L’Égalité Agricole en Échec : Aline Chollet Contre les Lignes de Transmission Patriarcales

En Suisse, seules 7,7 % des exploitations agricoles sont dirigées par des femmes, contre une moyenne européenne de 30 %. Ce chiffre révèle un fossé profond entre la réalité suisse et l’agriculture européenne plus inclusive.

Aline Chollet, ancienne agricultrice évincée de sa propre ferme familiale, s’est engagée dans une lutte quotidienne pour redéfinir les règles du jeu agricole. « L’héritage familial est transmis par le système patriarcale », souligne-t-elle. « Mon frère a été choisi comme repreneur, ce n’est pas moi, même après avoir suivi des formations techniques et avoir une forte envie de travailler la terre. »

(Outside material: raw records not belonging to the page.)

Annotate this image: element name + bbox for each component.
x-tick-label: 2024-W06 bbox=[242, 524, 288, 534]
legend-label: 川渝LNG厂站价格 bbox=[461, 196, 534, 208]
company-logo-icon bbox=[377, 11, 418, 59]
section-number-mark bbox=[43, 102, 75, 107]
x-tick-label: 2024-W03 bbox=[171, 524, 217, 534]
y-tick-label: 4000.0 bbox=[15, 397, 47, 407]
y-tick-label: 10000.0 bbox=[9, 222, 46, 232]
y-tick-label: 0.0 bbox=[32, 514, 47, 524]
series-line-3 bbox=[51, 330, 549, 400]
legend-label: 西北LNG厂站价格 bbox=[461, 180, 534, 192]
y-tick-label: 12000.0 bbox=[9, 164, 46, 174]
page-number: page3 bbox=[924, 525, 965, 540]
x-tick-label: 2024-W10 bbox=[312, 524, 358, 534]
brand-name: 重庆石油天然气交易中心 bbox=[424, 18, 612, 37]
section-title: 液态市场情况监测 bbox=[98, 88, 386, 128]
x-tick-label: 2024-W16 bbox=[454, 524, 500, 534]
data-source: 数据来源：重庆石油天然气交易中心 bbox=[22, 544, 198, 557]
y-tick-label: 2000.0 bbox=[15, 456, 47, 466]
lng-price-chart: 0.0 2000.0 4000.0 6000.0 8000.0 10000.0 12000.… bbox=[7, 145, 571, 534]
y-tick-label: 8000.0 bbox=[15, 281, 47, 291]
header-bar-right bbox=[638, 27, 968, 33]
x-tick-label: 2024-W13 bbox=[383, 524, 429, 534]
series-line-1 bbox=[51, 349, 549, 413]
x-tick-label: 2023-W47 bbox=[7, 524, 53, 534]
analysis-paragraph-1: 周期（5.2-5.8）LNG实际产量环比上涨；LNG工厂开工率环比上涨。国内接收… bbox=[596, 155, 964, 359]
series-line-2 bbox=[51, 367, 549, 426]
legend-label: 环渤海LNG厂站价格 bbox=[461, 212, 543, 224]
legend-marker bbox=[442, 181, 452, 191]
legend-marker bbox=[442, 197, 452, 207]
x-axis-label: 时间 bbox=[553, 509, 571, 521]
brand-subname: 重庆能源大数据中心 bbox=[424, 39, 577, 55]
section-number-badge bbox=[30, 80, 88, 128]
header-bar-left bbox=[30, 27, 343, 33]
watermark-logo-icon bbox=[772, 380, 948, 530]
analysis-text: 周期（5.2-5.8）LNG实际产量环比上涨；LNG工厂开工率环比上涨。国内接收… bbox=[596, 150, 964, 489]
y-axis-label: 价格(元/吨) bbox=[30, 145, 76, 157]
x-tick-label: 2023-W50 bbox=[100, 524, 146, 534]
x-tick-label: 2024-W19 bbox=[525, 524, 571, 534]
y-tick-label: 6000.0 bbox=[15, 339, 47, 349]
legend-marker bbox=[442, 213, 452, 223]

Depuis plusieurs années, Aline dirige l’association Femmes de la Terre, qui vise à modifier la loi sur le droit foncier rural. Son objectif ? Assurer que les femmes puissent accéder aux terres agricoles sans être exclues par des pratiques héritaires traditionnelles. « Le modèle suisse, conçu pour préserver des petites exploitations familiales, crée en réalité une barrière pour l’égalité », explique-t-elle. « En absence de coopérations agricoles mixtes ou féminines, les femmes sont systématiquement dépossédées du pouvoir décisionnel sur leurs terres. »

Contrairement à d’autres pays européens où des groupements agricoles (Gaecs) permettent la collaboration entre hommes et femmes, le système suisse reste fermé à l’inclusion féminine. Aline estime que cette rigidité nuit non seulement aux droits des femmes, mais aussi à l’efficacité agricole. « Je ne peux plus attendre », déclare-t-elle en regardant les champs de son ancienne ferme. « Si on ne me permet pas d’hériter, je dois trouver un autre chemin pour défendre les droits des femmes sur la terre. »

Pour Aline Chollet, chaque décision légale peut changer le destin des générations à venir. Son combat, bien que difficile, est essentiel pour établir une agriculture inclusive en Suisse.